Marie Kakinuma


Nell Walden (1887–1975) war ausgebildete Musikerin, Übersetzerin, Journalistin, Dichterin, Malerin, Mitarbeiterin der Zeitschrift Der Sturm und der gleichnamigen Galerie und nicht zuletzt war sie während ihrer Berliner Zeit als Kunstsammlerin tätig. Ihre umfangreiche Sammlung bestand aus zwei grossen Teilen, die sie als Einheit betrachtete: zum einen moderne europäische Kunst, zum anderen Kunst der »Naturvölker« (heute »Weltkunst« genannt).
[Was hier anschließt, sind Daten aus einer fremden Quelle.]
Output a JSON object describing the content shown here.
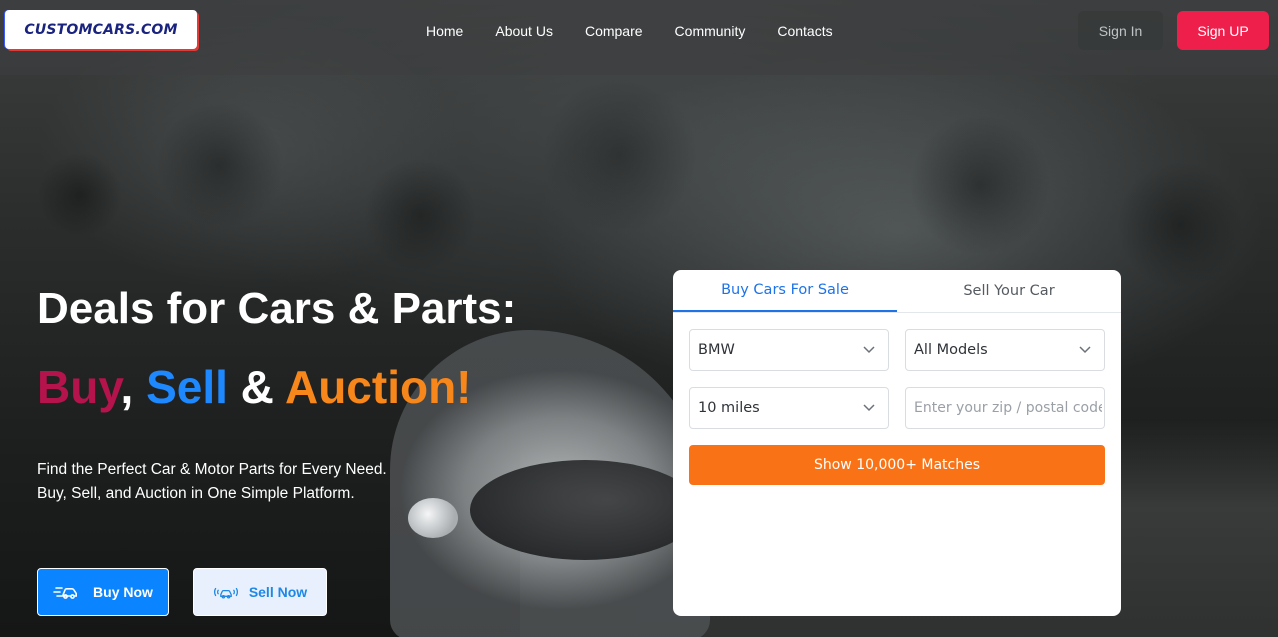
{
  "brand": {
    "logo_text": "CUSTOMCARS.COM"
  },
  "nav": {
    "items": [
      {
        "label": "Home"
      },
      {
        "label": "About Us"
      },
      {
        "label": "Compare"
      },
      {
        "label": "Community"
      },
      {
        "label": "Contacts"
      }
    ]
  },
  "auth": {
    "sign_in": "Sign In",
    "sign_up": "Sign UP"
  },
  "hero": {
    "headline": "Deals for Cars & Parts:",
    "subline": {
      "buy": "Buy",
      "comma": ", ",
      "sell": "Sell",
      "amp": " & ",
      "auction": "Auction!"
    },
    "description_line1": "Find the Perfect Car & Motor Parts for Every Need.",
    "description_line2": "Buy, Sell, and Auction in One Simple Platform.",
    "buy_button": "Buy Now",
    "sell_button": "Sell Now"
  },
  "search": {
    "tabs": [
      {
        "label": "Buy Cars For Sale",
        "active": true
      },
      {
        "label": "Sell Your Car",
        "active": false
      }
    ],
    "make": {
      "value": "BMW"
    },
    "model": {
      "value": "All Models"
    },
    "distance": {
      "value": "10 miles"
    },
    "zip": {
      "value": "",
      "placeholder": "Enter your zip / postal code"
    },
    "submit_label": "Show 10,000+ Matches"
  },
  "colors": {
    "buy": "#b5134b",
    "sell": "#1e88ff",
    "auction": "#f7861b",
    "signup_bg": "#ef1f4c",
    "primary_blue": "#0a84ff",
    "orange_cta": "#f97316"
  },
  "icons": {
    "buy_button_icon": "car-speed-icon",
    "sell_button_icon": "car-signal-icon",
    "select_arrow": "chevron-down-icon"
  }
}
Mit ihren eigenen Mitteln als Journalistin und Übersetzerin erwarb sie Kunst aus Afrika, Ozeanien und den präkolumbischen Kulturen, und sie war eine der ersten Sammlerinnen aussereuropäischer Kunst in Deutschland. Ihren Ruf als erfolgreiche Sammlerin krönte sie mit der Präsentation ihrer beiden Sammlungen anlässlich der Einzelausstellung 1927 in der Galerie Flechtheim in Berlin. 

Bereits 1932 beschloss sie, ihre Sammlung in die Schweiz zu verlegen. Bei der Sammlung Nell Walden handelt es sich weder um NS-Raubkunst noch um NS-verfolgungsbedingt entzogenes Kulturgut. Ihre Entscheidung ist jedoch keineswegs als rein freiwilliger Akt zu beurteilen, sondern muss im Kontext der nationalsozialistischen Kulturpolitik verstanden werden. Nach der Machtübernahme der Nationalsozialisten in Deutschland sah sie keine andere Möglichkeit, als freiwillig ins Schweizer Exil zu gehen und sich formell von ihrem deutsch-jüdischen Ehemann Hans Hermann Heimann scheiden zu lassen. 

Nell Walden schrieb 1963 in ihren Memoiren, dass sie 1932 vom Direktor der Kunsthalle Basel, Dr. Wilhelm Barth, um die Leihgabe ihrer Werke für eine Ausstellung gebeten worden sei und sich ihr so die Gelegenheit geboten habe, ihre Sammlung in Sicherheit zu bringen. Waldens retrospektive Darstellung wurde bisher ohne quellenkritische Überprüfung übernommen und ist seither vielfach so rezipiert worden. Recherchen in den Archiven zur Sammlung Nell Walden im Staatsarchiv Basel-Stadt, im Archiv der Kunsthalle Basel und im Archiv des Kunstmuseums Basel ergaben jedoch, dass es im Gegenteil Walden selbst war, die um die Auslagerung ihrer Sammlung gebeten hatte. Im vorliegenden Beitrag wird der Versuch unternommen, die Geschichte des Transfers der Sammlung Nell Walden von Deutschland in die Schweiz und der Deponierung der Werkkonvolute in einer Art »Tour de Suisse« in verschiedenen Museen sowie der Inwertsetzung ihrer Sammlung durch Ausstellungen, Verkäufe und Schenkungen möglichst präzise zu rekonstruieren, indem der dynamische Prozess der Konsensbildung nachgezeichnet wird, in dem die Akteure, die Depositärin, die Leihgeberin sowie Museumsdirektoren, Konservatoren und Galeristen mit ihren idealisierten bzw. pragmatischen Vorstellungen und Vorschlägen interaktiv aufeinander reagierten. Der geografische Fokus liegt auf Bern und dem Wirken des Konservators des Bernischen Historischen Museums, Rudolf Zeller, und des Direktors des Kunstmuseums Bern, Max Huggler. Die Erforschung der Sammlung Nell Walden eröffnet in diesem Zusammenhang einen wichtigen Einblick in die turbulente Zeit der Berner Museen von Mitte der 1930er bis Mitte der 1940er Jahre.